Kōrero: Freedom of official information

Under the Official Secrets Act 1951 government employees had to keep secret everything that passed across their desks. But since 1982, when the Official Information Act was passed, all government information has been available to anyone who requests it unless there is a serious reason to withhold it.

He kōrero nā Nicola White
Te āhua nui: Investigative journalist Nicky Hager

He korero whakarapopoto

Ngā whakaahua me ngā rauemi katoa o tēnei kōrero

For much of the 20th century government employees had to be good at keeping secrets – under the Official Secrets Act 1951 they couldn’t reveal any government information.

Moving towards open government

During the 1970s people, both in New Zealand and overseas, began arguing that the information behind government plans and policies should be available to the public.

In 1978 the government set up the Committee on Official Information to consider the matter. In its reports it said that the government should make all information available to the public unless there is a very good reason not to.

Official Information Act 1982

The Official Information Act (OIA) was passed in 1982. It aimed to make information available to people so they can be more involved in government, and so people can access information about themselves held by government.

Information can be withheld if there are important reasons, such as if it could put New Zealand security at risk, or if it is private information about a person.

If someone requests information but it is withheld, they can complain to the ombudsman, an independent officer of Parliament, who will investigate the complaint.

What has the Official Information Act achieved?

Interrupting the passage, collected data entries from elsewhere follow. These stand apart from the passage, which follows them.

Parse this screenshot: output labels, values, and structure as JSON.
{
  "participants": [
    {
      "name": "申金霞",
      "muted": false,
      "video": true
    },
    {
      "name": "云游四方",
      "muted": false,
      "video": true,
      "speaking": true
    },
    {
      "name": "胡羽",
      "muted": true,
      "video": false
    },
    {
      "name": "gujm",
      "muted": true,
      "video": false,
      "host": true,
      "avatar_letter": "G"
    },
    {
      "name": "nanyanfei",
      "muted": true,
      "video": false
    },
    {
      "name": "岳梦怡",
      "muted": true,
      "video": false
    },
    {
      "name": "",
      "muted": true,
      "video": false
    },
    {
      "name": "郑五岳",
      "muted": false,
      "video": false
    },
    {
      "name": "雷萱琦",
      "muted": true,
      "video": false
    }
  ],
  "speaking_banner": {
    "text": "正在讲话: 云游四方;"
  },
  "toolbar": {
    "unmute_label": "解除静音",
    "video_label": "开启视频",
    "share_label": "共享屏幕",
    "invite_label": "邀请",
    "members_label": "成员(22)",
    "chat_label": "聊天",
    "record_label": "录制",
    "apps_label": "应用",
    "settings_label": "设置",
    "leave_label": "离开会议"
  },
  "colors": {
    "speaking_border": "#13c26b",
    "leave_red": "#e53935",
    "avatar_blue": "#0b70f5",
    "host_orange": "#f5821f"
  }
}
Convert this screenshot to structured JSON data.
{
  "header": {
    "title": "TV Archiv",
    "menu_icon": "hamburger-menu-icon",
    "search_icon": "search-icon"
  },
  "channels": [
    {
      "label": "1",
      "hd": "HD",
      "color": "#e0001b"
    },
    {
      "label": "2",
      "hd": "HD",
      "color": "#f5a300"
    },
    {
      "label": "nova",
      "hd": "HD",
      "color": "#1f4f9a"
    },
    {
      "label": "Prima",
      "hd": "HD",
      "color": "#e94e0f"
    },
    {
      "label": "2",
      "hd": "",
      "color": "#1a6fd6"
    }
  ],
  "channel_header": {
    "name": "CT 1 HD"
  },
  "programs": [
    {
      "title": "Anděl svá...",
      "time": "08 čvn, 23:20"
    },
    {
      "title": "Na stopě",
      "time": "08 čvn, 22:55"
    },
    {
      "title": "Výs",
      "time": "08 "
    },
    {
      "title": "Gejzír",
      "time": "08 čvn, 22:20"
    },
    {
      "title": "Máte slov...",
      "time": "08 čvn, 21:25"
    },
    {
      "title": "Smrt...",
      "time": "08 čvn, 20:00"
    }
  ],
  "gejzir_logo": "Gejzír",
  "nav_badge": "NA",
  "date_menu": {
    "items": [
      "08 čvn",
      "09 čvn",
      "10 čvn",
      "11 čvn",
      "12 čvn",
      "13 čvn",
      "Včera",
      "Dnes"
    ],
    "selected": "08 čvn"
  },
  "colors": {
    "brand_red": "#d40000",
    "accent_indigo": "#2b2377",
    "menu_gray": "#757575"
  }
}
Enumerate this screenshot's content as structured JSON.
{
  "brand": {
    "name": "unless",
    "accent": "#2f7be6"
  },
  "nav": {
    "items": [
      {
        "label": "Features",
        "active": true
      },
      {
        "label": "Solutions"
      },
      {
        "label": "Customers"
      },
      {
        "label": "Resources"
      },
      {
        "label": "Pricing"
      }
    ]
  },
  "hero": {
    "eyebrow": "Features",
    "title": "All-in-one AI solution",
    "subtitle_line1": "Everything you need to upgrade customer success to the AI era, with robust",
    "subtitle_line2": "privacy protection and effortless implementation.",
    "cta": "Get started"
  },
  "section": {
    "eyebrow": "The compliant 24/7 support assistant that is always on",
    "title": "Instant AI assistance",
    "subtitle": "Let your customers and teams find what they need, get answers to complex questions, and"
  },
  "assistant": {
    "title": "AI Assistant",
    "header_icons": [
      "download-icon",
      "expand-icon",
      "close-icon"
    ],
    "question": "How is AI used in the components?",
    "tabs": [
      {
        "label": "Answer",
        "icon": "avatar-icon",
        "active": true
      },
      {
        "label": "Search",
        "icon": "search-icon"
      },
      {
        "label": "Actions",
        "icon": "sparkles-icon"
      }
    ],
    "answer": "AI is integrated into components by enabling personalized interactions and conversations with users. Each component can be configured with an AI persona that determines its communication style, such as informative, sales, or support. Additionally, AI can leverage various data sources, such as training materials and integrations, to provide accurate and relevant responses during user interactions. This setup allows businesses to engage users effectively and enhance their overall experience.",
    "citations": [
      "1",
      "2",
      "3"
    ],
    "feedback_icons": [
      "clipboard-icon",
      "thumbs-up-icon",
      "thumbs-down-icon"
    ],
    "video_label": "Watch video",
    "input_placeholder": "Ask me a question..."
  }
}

The OIA has made government more open and accountable to citizens. Because politicians and government employees know that information could be made public, they will want it to be of high quality. But it also sometimes means they are cautious about what they put in writing. The media and lobby groups have been able to use official information to challenge, question or influence. With more information available, people are better able to understand the decisions and actions of government.